The CDMS group at Syracuse is one of the 14 universities working together in the collaboration for the search of WIMPs.
CDMS detectors are semiconductor crystals of Ge or Si with thin-film superconducting transition-edge sensors, cooled down to four hundredths of a degree above absolute zero.. These detectors provide the highest quality and quantity of information of any WIMP-search experiment, resulting in the best discovery potential of any direct dark matter search, and have already yielded the world's most sensitive published limits on the WIMP-nucleon cross-section.
There are immediate opportunities for work on operations, analysis, and simulations of the current CDMS experiment as well as characterization of new detector designs for SuperCDMS, whose first phase is funded.

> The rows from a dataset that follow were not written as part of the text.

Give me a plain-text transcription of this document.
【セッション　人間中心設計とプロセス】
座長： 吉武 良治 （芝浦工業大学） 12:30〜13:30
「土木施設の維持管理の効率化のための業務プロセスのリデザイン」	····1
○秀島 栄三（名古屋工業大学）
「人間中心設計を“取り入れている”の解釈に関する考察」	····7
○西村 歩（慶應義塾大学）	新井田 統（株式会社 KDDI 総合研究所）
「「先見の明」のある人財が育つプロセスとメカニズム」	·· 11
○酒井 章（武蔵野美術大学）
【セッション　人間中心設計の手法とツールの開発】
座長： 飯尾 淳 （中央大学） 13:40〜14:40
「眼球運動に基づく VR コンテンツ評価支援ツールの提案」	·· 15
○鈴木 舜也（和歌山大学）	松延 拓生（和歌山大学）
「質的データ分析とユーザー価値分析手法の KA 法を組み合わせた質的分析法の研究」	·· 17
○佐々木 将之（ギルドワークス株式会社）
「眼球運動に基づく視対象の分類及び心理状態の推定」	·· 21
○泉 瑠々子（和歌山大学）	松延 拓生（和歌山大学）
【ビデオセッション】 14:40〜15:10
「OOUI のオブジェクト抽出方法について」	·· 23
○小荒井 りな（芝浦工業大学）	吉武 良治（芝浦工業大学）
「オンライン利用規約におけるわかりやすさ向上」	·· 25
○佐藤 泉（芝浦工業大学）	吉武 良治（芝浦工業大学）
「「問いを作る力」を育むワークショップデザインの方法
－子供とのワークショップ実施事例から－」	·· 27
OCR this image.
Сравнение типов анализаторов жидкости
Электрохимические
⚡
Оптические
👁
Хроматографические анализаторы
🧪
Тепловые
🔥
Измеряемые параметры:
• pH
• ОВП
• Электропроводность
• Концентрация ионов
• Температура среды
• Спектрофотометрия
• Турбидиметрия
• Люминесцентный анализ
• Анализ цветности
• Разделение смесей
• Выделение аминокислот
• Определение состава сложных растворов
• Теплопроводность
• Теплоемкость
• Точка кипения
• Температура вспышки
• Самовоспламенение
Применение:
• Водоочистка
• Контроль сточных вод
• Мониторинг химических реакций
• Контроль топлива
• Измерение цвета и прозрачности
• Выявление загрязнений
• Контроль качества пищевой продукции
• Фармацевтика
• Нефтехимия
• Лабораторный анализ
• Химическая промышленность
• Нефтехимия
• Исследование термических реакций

Professor Richard Schnee is the Science Coordinator for SuperCDMS, and he has particular interest in directing work aimed at using novel analysis techniques to provide even better discrimination against current WIMP backgrounds. The group would also like students to focus in part on development, construction, and commissioning of the BetaCage, a funded project he is co-leading to build the world's most sensitive detector of radioactive surface contamination, with applications for rare-event searches including dark matter and neutrino physics.
The BetaCage consists of a shielded, radiopure drift chamber designed to allow optimal rejection of ambient backgrounds. Work on this project will build expertise on low-background techniques, hardware fabrication, data acquisition, Monte Carlo simulations of particle transport, and data analysis. Work on the prototype for this detector is ongoing.